Fear laid a hand upon his shoulder. ‘Trull Sengar, we did not expect to see you again. Leading the Jheck away from our path was a bold tactic, and it saved our lives.’ He nodded towards the sword. ‘Your weapon tells the tale. Do you know how many you defeated?’

Trull shook his head. ‘No. Fear, I did not intentionally lead them away from you. I became lost in the storm.’

His brother smiled and said nothing.

Trull glanced over at Theradas. ‘I became lost, Theradas Buhn.’

‘It matters not,’ Theradas replied in a growl.

‘I believed I was dead.’ Trull looked away, rubbed at his face. ‘I saw you, and thought I was joining you in death. I’d expected…’ He shook his head. ‘Rhulad…’

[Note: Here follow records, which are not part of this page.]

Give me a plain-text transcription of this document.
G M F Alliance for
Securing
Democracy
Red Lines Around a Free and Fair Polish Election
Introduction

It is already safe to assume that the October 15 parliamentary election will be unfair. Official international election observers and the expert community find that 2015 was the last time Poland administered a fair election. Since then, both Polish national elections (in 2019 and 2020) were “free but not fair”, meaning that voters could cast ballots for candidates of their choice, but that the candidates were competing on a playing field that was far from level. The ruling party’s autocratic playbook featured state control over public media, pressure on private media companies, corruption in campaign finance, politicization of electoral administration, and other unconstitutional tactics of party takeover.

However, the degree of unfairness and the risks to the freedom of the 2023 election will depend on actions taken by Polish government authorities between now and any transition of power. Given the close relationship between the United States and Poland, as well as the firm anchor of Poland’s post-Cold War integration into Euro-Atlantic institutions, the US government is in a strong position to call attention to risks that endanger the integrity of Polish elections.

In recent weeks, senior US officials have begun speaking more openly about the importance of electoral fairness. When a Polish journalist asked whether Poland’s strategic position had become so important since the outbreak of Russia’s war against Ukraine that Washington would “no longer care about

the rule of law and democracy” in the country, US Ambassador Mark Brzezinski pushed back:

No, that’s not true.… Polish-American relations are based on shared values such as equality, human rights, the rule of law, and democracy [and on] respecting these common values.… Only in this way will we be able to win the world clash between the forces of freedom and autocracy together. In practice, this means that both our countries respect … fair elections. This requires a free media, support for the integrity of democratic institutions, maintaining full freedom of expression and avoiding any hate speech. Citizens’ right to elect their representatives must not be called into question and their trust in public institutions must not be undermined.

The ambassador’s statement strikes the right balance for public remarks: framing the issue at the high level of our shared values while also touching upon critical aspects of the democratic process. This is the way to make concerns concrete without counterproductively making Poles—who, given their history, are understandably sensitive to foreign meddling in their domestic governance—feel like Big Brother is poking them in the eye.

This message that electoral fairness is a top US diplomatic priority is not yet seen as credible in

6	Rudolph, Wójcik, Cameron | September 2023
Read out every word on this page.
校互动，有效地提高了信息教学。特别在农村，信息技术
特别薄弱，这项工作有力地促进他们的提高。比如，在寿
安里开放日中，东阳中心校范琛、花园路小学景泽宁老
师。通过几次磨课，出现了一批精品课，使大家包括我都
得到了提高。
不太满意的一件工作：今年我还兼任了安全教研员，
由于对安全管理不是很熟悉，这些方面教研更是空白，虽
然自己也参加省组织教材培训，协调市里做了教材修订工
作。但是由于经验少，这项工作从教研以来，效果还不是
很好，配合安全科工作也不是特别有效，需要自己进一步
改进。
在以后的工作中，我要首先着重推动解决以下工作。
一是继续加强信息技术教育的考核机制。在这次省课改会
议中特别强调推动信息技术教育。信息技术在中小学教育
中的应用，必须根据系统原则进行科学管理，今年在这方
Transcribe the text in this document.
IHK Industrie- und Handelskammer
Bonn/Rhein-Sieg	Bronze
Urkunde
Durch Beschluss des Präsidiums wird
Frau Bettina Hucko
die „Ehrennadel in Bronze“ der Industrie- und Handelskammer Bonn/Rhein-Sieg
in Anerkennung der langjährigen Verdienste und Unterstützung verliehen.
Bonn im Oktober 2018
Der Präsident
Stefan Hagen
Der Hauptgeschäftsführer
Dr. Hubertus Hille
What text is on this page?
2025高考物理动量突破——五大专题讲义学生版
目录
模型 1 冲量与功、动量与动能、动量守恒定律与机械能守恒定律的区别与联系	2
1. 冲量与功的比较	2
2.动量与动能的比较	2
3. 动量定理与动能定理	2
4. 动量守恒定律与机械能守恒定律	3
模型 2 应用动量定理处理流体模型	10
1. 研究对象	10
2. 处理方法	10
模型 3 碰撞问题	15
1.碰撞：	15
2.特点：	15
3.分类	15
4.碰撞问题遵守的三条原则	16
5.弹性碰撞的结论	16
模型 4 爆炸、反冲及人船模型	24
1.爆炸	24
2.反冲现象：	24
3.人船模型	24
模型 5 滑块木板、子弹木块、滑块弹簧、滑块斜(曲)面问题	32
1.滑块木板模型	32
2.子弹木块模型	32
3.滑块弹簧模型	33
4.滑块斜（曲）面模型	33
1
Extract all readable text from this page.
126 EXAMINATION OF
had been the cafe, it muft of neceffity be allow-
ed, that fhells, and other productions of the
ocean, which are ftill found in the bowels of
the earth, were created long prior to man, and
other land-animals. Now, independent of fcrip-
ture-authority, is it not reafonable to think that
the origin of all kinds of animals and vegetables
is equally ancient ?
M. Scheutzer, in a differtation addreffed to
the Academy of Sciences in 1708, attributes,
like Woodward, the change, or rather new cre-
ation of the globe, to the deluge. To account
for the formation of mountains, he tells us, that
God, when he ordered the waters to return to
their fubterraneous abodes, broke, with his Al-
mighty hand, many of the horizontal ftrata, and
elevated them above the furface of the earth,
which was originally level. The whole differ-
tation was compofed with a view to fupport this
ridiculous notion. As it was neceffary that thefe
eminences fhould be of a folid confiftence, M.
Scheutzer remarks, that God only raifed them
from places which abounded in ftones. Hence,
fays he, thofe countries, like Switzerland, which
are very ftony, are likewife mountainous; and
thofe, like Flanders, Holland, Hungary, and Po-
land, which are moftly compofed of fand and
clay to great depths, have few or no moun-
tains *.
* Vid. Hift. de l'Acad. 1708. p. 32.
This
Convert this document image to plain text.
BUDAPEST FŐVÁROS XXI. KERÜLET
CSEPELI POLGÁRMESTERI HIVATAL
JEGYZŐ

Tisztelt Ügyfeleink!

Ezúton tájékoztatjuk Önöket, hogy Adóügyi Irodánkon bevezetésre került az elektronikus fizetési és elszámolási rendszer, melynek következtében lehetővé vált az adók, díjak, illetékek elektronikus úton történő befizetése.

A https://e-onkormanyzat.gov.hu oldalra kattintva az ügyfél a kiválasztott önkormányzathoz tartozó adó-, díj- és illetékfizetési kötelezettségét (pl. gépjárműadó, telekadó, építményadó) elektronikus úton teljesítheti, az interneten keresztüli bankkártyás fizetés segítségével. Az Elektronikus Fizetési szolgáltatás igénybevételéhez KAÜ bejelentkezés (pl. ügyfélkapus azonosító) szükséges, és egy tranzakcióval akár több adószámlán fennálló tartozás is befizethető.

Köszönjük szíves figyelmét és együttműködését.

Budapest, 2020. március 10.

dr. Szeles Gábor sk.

‘He was a true warrior, Trull,’ Fear said. ‘It is done, and now we must move on. There are Arapay on the way – Binadas managed to awaken their shamans to our plight. They will hasten our journey home.’

Trull nodded distractedly. He stared at the distant field of ice. Remembering the feel and sound beneath his moccasins, the blast of the wind, the enervating cold. The horrifying Jheck, silent hunters who claimed a frozen world as their own. They had wanted the sword. Why?

How many Jheck could those ice-fields sustain? How many had they killed? How many wives and children were left to grieve? To starve?

There should have been five hundred of us. Then they would have left us alone.

‘Over there!’

At Midik’s shout Trull swung round, then faced in the direction Midik was pointing. Northward, where a dozen huge beasts strode, coming down from the ice, four-legged and brown-furred, each bearing long, curved tusks to either side of a thick, sinuous snout.